Manchmal schauen auch Lehrer zu ihren Schülern auf...
Im Mittelfranzösischen bedeutete „respect" so viel wie „Hochachtung". Hochachtung vor meinen Schülerinnen und Schüler habe ich nämlich auf unserer gemeinsamen Klassenfahrt nach Radevormwald entwickelt, dazu gleich mehr.
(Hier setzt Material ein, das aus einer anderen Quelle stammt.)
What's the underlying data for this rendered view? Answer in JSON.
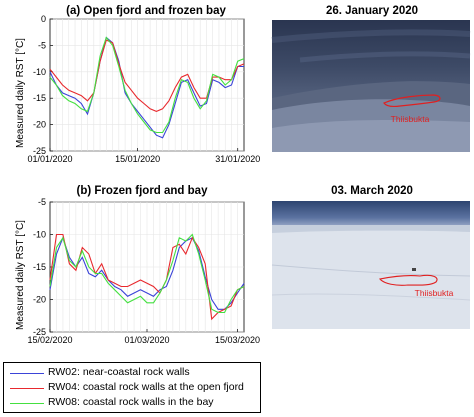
{
  "chart_data": [
    {
      "type": "line",
      "title": "(a) Open fjord and frozen bay",
      "ylabel": "Measured daily RST [°C]",
      "xlabel": "",
      "ylim": [
        -25,
        0
      ],
      "yticks": [
        -25,
        -20,
        -15,
        -10,
        -5,
        0
      ],
      "xtick_labels": [
        "01/01/2020",
        "15/01/2020",
        "31/01/2020"
      ],
      "x_start": "2020-01-01",
      "x_end": "2020-02-01",
      "grid": true,
      "series": [
        {
          "name": "RW02",
          "color": "#3b44d8",
          "values": [
            -10.0,
            -12.5,
            -14,
            -14.5,
            -15,
            -16,
            -18,
            -14,
            -8,
            -3.5,
            -4.5,
            -8,
            -14,
            -16,
            -17.5,
            -19,
            -20.5,
            -22,
            -22.5,
            -20,
            -16,
            -12,
            -11.5,
            -14,
            -16.5,
            -16,
            -11.5,
            -12,
            -13,
            -12.5,
            -9,
            -9
          ]
        },
        {
          "name": "RW04",
          "color": "#e8292e",
          "values": [
            -9.5,
            -11,
            -12.5,
            -13.5,
            -14,
            -14.5,
            -15.5,
            -14,
            -8,
            -4,
            -4.5,
            -8.5,
            -12,
            -13.5,
            -15,
            -16,
            -17,
            -17.5,
            -17,
            -15.5,
            -13,
            -11,
            -10.5,
            -13,
            -15,
            -15,
            -11,
            -11,
            -11.5,
            -11.5,
            -9,
            -8.5
          ]
        },
        {
          "name": "RW08",
          "color": "#44e040",
          "values": [
            -11.0,
            -12.5,
            -14.5,
            -15.5,
            -16,
            -17,
            -17.5,
            -14,
            -7,
            -3.5,
            -5,
            -9,
            -13.5,
            -16,
            -18,
            -19.5,
            -21,
            -21.5,
            -21.5,
            -19.5,
            -15,
            -11.5,
            -12,
            -15,
            -17,
            -15.5,
            -10.5,
            -11,
            -12.5,
            -11.5,
            -8,
            -7.5
          ]
        }
      ],
      "image_caption": "26. January 2020",
      "image_label": "Thiisbukta"
    },
    {
      "type": "line",
      "title": "(b) Frozen fjord and bay",
      "ylabel": "Measured daily RST [°C]",
      "xlabel": "",
      "ylim": [
        -25,
        -5
      ],
      "yticks": [
        -25,
        -20,
        -15,
        -10,
        -5
      ],
      "xtick_labels": [
        "15/02/2020",
        "01/03/2020",
        "15/03/2020"
      ],
      "x_start": "2020-02-15",
      "x_end": "2020-03-16",
      "grid": true,
      "series": [
        {
          "name": "RW02",
          "color": "#3b44d8",
          "values": [
            -18.5,
            -13,
            -10.5,
            -13.5,
            -15,
            -13.5,
            -16,
            -16.5,
            -15.5,
            -17,
            -18,
            -18.5,
            -19.5,
            -19,
            -18.5,
            -19,
            -19.5,
            -18.5,
            -18,
            -15.5,
            -12,
            -11,
            -10.5,
            -12.5,
            -16.5,
            -20,
            -21.5,
            -21.5,
            -20.5,
            -19,
            -17.5
          ]
        },
        {
          "name": "RW04",
          "color": "#e8292e",
          "values": [
            -17.0,
            -10,
            -10,
            -14.5,
            -15.5,
            -12,
            -13,
            -16,
            -14.5,
            -17,
            -17.5,
            -18,
            -18,
            -17.5,
            -17,
            -17.5,
            -18,
            -19,
            -17,
            -12,
            -11.5,
            -13,
            -10.5,
            -12,
            -14.5,
            -23,
            -22,
            -21.5,
            -21,
            -18.5,
            -18
          ]
        },
        {
          "name": "RW08",
          "color": "#44e040",
          "values": [
            -18.0,
            -12,
            -10.5,
            -14,
            -15,
            -12.5,
            -15,
            -16,
            -16,
            -17.5,
            -18.5,
            -19.5,
            -20.5,
            -20,
            -19.5,
            -20.5,
            -20.5,
            -19,
            -17,
            -14,
            -10.5,
            -11,
            -10,
            -13,
            -17,
            -21.5,
            -22,
            -22,
            -20,
            -18.5,
            -18
          ]
        }
      ],
      "image_caption": "03. March 2020",
      "image_label": "Thiisbukta"
    }
  ],
  "legend": {
    "entries": [
      {
        "label": "RW02: near-coastal rock walls",
        "color": "#3b44d8"
      },
      {
        "label": "RW04: coastal rock walls at the open fjord",
        "color": "#e8292e"
      },
      {
        "label": "RW08: coastal rock walls in the bay",
        "color": "#44e040"
      }
    ]
  }
}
Ende September des vergangenen Jahres haben wir drei Tage in der Jugendbildungsstätte der Evangelischen Gesellschaft verbracht.
Frau Lee hatte diese Fahrt bis in Detail vorbereitet und organisiert. Ich selbst durfte mich sozusagen „ins gemachte Nest setzen" und mit Hochachtung vor der Arbeit der Kollegin am Programm der Klassenfahrt teilnehmen. Und dieses Programm hatte es in sich! Nie im Leben hätte ich es gewagt, die 10-Meter-Kletterwand bis ganz oben zu erklimmen! Einige Schülerinnen und Schüler schon. Mit Karabiner-Haken und diversen Seilen gesichert (dafür waren neben Michael Kasterke ausschließlich unsere Sechstklässler zuständig!), als Erster in 12 Meter Höhe über diverse Balken und Seile klettern? Nicht mit mir!
Dominik Dick hat es gewagt. Ganz relaxt durch"kletterte" er diesen Hochseilgarten.
Andere Schüler blieben am Boden und sicherten Dominik und seine Klassenkameraden. Einzelne verzichteten selbstlos wegen dieser wichtigen Sicherungsaufgabe auf eigene Klettereien, obwohl ich ihnen abspürte, dass sie selbst gern auch einmal ganz oben gewesen wären.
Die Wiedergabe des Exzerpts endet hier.